Politics as a Vocation?

March 2, 2014
Harvard Law professor and former U.S. ambassador to the Vatican speaks at Jepson School as part of the Marshall Center Lecture Series

It’s no secret. Political leaders face tough challenges.

But are those challenges inherently different than the ones political leaders of the past faced? If so, can politics be a noble vocation for students wanting to make a difference? Students and members of the community attended a public lecture this spring by Harvard Law professor Mary Ann Glendon, former U.S. ambassador to the Vatican, to gain insight into these questions.  

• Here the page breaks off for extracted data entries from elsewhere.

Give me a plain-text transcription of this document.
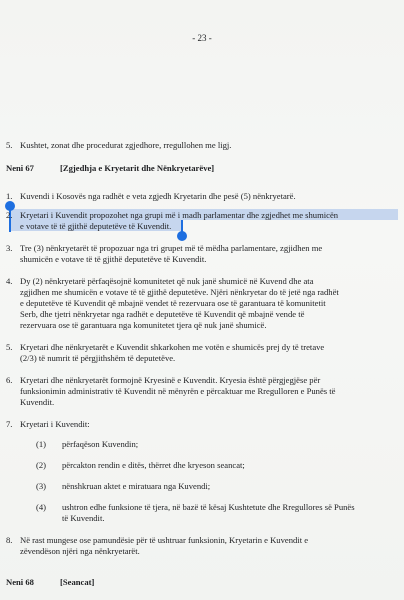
- 23 -
5. Kushtet, zonat dhe procedurat zgjedhore, rregullohen me ligj.
Neni 67	[Zgjedhja e Kryetarit dhe Nënkryetarëve]
1. Kuvendi i Kosovës nga radhët e veta zgjedh Kryetarin dhe pesë (5) nënkryetarë.
2. Kryetari i Kuvendit propozohet nga grupi më i madh parlamentar dhe zgjedhet me shumicën
e votave të të gjithë deputetëve të Kuvendit.
3. Tre (3) nënkryetarët të propozuar nga tri grupet më të mëdha parlamentare, zgjidhen me
shumicën e votave të të gjithë deputetëve të Kuvendit.
4. Dy (2) nënkryetarë përfaqësojnë komunitetet që nuk janë shumicë në Kuvend dhe ata
zgjidhen me shumicën e votave të të gjithë deputetëve. Njëri nënkryetar do të jetë nga radhët
e deputetëve të Kuvendit që mbajnë vendet të rezervuara ose të garantuara të komunitetit
Serb, dhe tjetri nënkryetar nga radhët e deputetëve të Kuvendit që mbajnë vende të
rezervuara ose të garantuara nga komunitetet tjera që nuk janë shumicë.
5. Kryetari dhe nënkryetarët e Kuvendit shkarkohen me votën e shumicës prej dy të tretave
(2/3) të numrit të përgjithshëm të deputetëve.
6. Kryetari dhe nënkryetarët formojnë Kryesinë e Kuvendit. Kryesia është përgjegjëse për
funksionimin administrativ të Kuvendit në mënyrën e përcaktuar me Rregulloren e Punës të
Kuvendit.
7. Kryetari i Kuvendit:
(1) përfaqëson Kuvendin;
(2) përcakton rendin e ditës, thërret dhe kryeson seancat;
(3) nënshkruan aktet e miratuara nga Kuvendi;
(4) ushtron edhe funksione të tjera, në bazë të kësaj Kushtetute dhe Rregullores së Punës
të Kuvendit.
8. Në rast mungese ose pamundësie për të ushtruar funksionin, Kryetarin e Kuvendit e
zëvendëson njëri nga nënkryetarët.
Neni 68	[Seancat]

“The idea that politics is inherently corrupt and corrupts… has been around a long time,” says Glendon, who was on campus to speak as part of the Jepson School’s Marshall Center Lecture Series. “But is there anybody who gets through life without moral risk? I don’t think so.”

The talk was based on her latest book, The Forum and the Tower: How Scholars and Politicians Have Imagined the World, from Plato to Eleanor Roosevelt.

“Today to associate the word politics with a calling or vocation is apt to strike some people as naïve or preposterous, particularly if you watch House of Cards, says Glendon. “But if one is open to thinking about politics the way Aristotle did, then maybe one can be open to the idea that politics as a vocation is not entirely implausible.”

The work of politics, in spite of everything that makes people want to avoid it, determines whether all other parts of life flourish, she says. “Every one of us will make a difference, whether we mean to or not. The question is not whether we will make a difference but what kind of difference we will make.”

Glendon is the first female president of the Pontifical Academy of Social Sciences and was appointed by Pope John Paul II. For the talk, she was introduced by former student Kevin Walsh, a professor in University of Richmond’s School of Law.